3. What will go on prod?


The last stroke was deployed models for the prod. Here, of course, you need to save the weight and write a couple of functions that will spin in the daemon in the background. But here came the paste from the video at the beginning of the article.

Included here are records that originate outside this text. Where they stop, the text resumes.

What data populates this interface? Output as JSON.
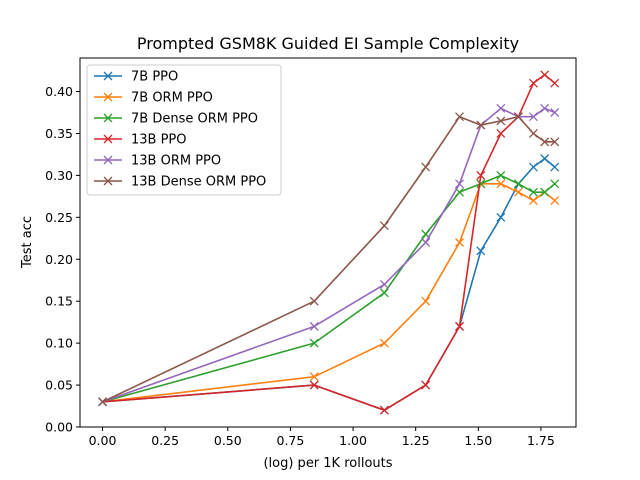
{
  "chart_data": {
    "type": "line",
    "title": "Prompted GSM8K Guided EI Sample Complexity",
    "xlabel": "(log) per 1K rollouts",
    "ylabel": "Test acc",
    "xlim": [
      -0.09,
      1.89
    ],
    "ylim": [
      0.0,
      0.44
    ],
    "xticks": [
      0.0,
      0.25,
      0.5,
      0.75,
      1.0,
      1.25,
      1.5,
      1.75
    ],
    "xtick_labels": [
      "0.00",
      "0.25",
      "0.50",
      "0.75",
      "1.00",
      "1.25",
      "1.50",
      "1.75"
    ],
    "yticks": [
      0.0,
      0.05,
      0.1,
      0.15,
      0.2,
      0.25,
      0.3,
      0.35,
      0.4
    ],
    "ytick_labels": [
      "0.00",
      "0.05",
      "0.10",
      "0.15",
      "0.20",
      "0.25",
      "0.30",
      "0.35",
      "0.40"
    ],
    "grid": false,
    "legend_position": "upper-left",
    "marker": "x",
    "series": [
      {
        "name": "7B PPO",
        "color": "#1f77b4",
        "x": [
          0.0,
          0.845,
          1.125,
          1.29,
          1.425,
          1.51,
          1.59,
          1.66,
          1.72,
          1.765,
          1.805
        ],
        "y": [
          0.03,
          0.05,
          0.02,
          0.05,
          0.12,
          0.21,
          0.25,
          0.29,
          0.31,
          0.32,
          0.31
        ]
      },
      {
        "name": "7B ORM PPO",
        "color": "#ff7f0e",
        "x": [
          0.0,
          0.845,
          1.125,
          1.29,
          1.425,
          1.51,
          1.59,
          1.66,
          1.72,
          1.765,
          1.805
        ],
        "y": [
          0.03,
          0.06,
          0.1,
          0.15,
          0.22,
          0.29,
          0.29,
          0.28,
          0.27,
          0.28,
          0.27
        ]
      },
      {
        "name": "7B Dense ORM PPO",
        "color": "#2ca02c",
        "x": [
          0.0,
          0.845,
          1.125,
          1.29,
          1.425,
          1.51,
          1.59,
          1.66,
          1.72,
          1.765,
          1.805
        ],
        "y": [
          0.03,
          0.1,
          0.16,
          0.23,
          0.28,
          0.29,
          0.3,
          0.29,
          0.28,
          0.28,
          0.29
        ]
      },
      {
        "name": "13B PPO",
        "color": "#d62728",
        "x": [
          0.0,
          0.845,
          1.125,
          1.29,
          1.425,
          1.51,
          1.59,
          1.66,
          1.72,
          1.765,
          1.805
        ],
        "y": [
          0.03,
          0.05,
          0.02,
          0.05,
          0.12,
          0.3,
          0.35,
          0.37,
          0.41,
          0.42,
          0.41
        ]
      },
      {
        "name": "13B ORM PPO",
        "color": "#9467bd",
        "x": [
          0.0,
          0.845,
          1.125,
          1.29,
          1.425,
          1.51,
          1.59,
          1.66,
          1.72,
          1.765,
          1.805
        ],
        "y": [
          0.03,
          0.12,
          0.17,
          0.22,
          0.29,
          0.36,
          0.38,
          0.37,
          0.37,
          0.38,
          0.375
        ]
      },
      {
        "name": "13B Dense ORM PPO",
        "color": "#8c564b",
        "x": [
          0.0,
          0.845,
          1.125,
          1.29,
          1.425,
          1.51,
          1.59,
          1.66,
          1.72,
          1.765,
          1.805
        ],
        "y": [
          0.03,
          0.15,
          0.24,
          0.31,
          0.37,
          0.36,
          0.365,
          0.37,
          0.35,
          0.34,
          0.34
        ]
      }
    ]
  }
}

The whole code of such a combat deployment looks like this (here tensor flow is used as a backend).

That's basically it.

 # dependencies import numpy as np import keras.models from keras.models import model_from_json from scipy.misc import imread, imresize,imshow import tensorflow as tf​​ In [3]: def init(model_file,weights_file): json_file = open(model_file,'r') loaded_model_json = json_file.read() json_file.close() loaded_model = model_from_json(loaded_model_json) #load woeights into new model loaded_model.load_weights(weights_file) print("Loaded Model from disk") #compile and evaluate loaded model loaded_model.compile(loss='categorical_crossentropy',optimizer='adam',metrics=['accuracy']) #loss,accuracy = model.evaluate(X_test,y_test) #print('loss:', loss) #print('accuracy:', accuracy) graph = tf.get_default_graph()​ return loaded_model,graph​ loaded_model,graph = init('model.json','model7_20_epochs.h5')​ In [4]: def predict(img_file, model): # here you should read the image img = imread(img_file,mode='RGB') img = imresize(img,(400,800)) #convert to a 4D tensor to feed into our model img = img.reshape(1,400,800,3) # print ("debug2") #in our computation graph with graph.as_default(): #perform the prediction out = model.predict(img) print(out) print(np.argmax(out,axis=1)) # print ("debug3") #convert the response to a string response = (np.argmax(out,axis=1)) return response In [6]: chick_dict = {0: 'back_spot', 1: 'beauty', 2: 'dirty', 3: 'egg', 4: 'empty', 5: 'light_back', 6: 'ordinary', 7: 'psycho', 8: 'red_star', 9: 'red_twin', 10: 'young_long'}​ In [7]: prediction = predict('test.jpg',loaded_model) print (chick_dict[prediction[0]]) [[ 2.34186242e-04 5.02209296e-04 5.61403576e-04 9.51264706e-03 2.03147720e-04 1.70257801e-04 4.71635815e-03 5.06504579e-03 1.84403792e-01 7.92831838e-01 1.79908809e-03]] Out [9] red_twin In [11]: import matplotlib.pyplot as plt img = imread('test.jpg',mode='RGB') plt.imshow(img) plt.show() 

Model predicts faithful chicken) Wait for the final bot, which will post faithful chickens.